George RR Martin, the famous author of the book series "A Song of Ice and Fire," upon which the wildly popular HBO original series "Game of Thrones" is based, announced last week that he will write in a character and subsequently kill him off in one of the upcoming books to the tune of $20,000 which will be given to charity.
The first lucky winner has been announced and his name is Dave Goldblatt. The 30-year-old facebook employee is one of two people who have won the contest which Martin announced on June 5. The crowd funding contest on Prizeo works by asking fans to solicit donations for Wild Spirit Wolf Sanctuary and the Food Depot of Santa Fe near his home in New Mexico.
Goldblatt has apparently chosen to be a Valyrian. He will be consulting personally with the author on how best to incorporate the character and to plan his martyr's death.
The contest allows the winner to choose the character's status in life whether he be a lord, a knight or a lowly peasant. The character may also be from any existing race in that is already known in the story. The character will be written into the upcoming books and will also be guaranteed a grisly death, something that the book and series has become notorious for.
The $20,000 price tag is for a character in the book and possibly the series but other amounts can get fans a video message from Martin, a signed map of Westeros, a script of the first-ever "Game of Thrones" episode signed by the cast and crew, a pair of tickets to next season's red carpet premiere or even breakfast with the author.

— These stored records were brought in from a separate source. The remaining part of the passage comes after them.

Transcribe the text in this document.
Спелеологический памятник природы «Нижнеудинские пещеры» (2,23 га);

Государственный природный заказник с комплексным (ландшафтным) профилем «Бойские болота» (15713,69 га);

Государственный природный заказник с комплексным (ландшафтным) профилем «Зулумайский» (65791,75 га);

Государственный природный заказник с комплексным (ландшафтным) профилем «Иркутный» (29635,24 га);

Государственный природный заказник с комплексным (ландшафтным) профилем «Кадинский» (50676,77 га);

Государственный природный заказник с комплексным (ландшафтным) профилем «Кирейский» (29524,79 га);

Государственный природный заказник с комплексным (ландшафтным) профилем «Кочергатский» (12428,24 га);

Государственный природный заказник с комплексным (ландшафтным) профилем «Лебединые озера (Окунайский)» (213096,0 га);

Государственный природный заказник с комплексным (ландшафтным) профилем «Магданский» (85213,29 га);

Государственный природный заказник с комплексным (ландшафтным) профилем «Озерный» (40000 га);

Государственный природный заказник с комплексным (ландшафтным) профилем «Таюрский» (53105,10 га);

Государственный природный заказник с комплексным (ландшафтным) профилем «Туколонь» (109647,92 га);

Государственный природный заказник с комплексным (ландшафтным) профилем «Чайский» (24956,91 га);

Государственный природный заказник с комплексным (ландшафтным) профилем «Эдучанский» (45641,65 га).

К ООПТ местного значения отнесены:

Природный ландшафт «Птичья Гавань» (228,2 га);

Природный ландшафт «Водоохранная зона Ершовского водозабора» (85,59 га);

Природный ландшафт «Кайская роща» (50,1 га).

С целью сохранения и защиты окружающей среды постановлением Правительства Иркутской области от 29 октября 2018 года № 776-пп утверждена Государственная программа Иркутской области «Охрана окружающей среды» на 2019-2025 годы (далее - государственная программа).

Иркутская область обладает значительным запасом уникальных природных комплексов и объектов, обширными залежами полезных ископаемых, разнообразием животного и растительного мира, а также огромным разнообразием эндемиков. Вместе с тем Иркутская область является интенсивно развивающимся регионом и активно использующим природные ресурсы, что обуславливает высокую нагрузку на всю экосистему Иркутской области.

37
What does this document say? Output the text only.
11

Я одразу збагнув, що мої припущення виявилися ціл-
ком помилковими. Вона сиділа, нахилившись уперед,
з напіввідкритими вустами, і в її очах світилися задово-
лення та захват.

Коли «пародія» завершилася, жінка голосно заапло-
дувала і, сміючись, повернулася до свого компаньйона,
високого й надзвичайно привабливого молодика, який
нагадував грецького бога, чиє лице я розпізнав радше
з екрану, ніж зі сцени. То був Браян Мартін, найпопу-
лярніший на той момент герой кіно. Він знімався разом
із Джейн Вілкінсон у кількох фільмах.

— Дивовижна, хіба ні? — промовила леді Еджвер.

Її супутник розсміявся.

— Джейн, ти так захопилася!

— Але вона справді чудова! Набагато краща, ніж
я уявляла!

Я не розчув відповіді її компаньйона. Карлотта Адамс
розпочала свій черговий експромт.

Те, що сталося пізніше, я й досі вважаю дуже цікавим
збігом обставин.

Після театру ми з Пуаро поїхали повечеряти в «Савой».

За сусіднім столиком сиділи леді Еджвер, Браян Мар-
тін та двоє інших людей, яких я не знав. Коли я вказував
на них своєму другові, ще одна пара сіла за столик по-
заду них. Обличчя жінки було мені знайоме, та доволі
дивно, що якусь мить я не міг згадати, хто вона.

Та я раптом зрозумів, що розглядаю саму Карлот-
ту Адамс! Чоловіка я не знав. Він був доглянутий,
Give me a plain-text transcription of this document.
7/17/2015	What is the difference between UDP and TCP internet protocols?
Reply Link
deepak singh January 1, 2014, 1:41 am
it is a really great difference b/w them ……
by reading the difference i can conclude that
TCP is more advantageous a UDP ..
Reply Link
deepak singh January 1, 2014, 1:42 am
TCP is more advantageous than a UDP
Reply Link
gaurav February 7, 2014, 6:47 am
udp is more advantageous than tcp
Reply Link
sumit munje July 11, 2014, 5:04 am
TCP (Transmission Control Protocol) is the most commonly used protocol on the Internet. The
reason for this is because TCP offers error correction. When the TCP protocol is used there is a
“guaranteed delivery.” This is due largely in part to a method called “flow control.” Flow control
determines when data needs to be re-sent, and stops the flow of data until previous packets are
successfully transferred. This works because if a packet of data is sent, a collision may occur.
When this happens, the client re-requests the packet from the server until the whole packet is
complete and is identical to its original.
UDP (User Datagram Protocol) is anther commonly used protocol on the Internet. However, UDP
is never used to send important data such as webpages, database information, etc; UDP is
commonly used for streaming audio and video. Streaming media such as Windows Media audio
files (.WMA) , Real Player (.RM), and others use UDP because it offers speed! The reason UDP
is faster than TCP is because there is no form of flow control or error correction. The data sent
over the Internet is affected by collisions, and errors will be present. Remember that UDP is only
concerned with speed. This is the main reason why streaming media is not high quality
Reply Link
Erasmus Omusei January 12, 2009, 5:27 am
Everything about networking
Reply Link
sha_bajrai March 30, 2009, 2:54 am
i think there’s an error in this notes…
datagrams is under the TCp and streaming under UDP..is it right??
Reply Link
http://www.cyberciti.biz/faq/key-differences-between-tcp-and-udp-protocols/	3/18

Everyone who donates will also be automatically entered into a raffle to win a trip to New Mexico to meet the author himself and go on a field trip to the wolf sanctuary which is the main beneficiary of the charity effort.
The contest runs for two months and Goldblatt is the first contributor to be announced. That leaves only one more slot to be filled that of a woman who will also be written into the story and suffer the same grisly fate.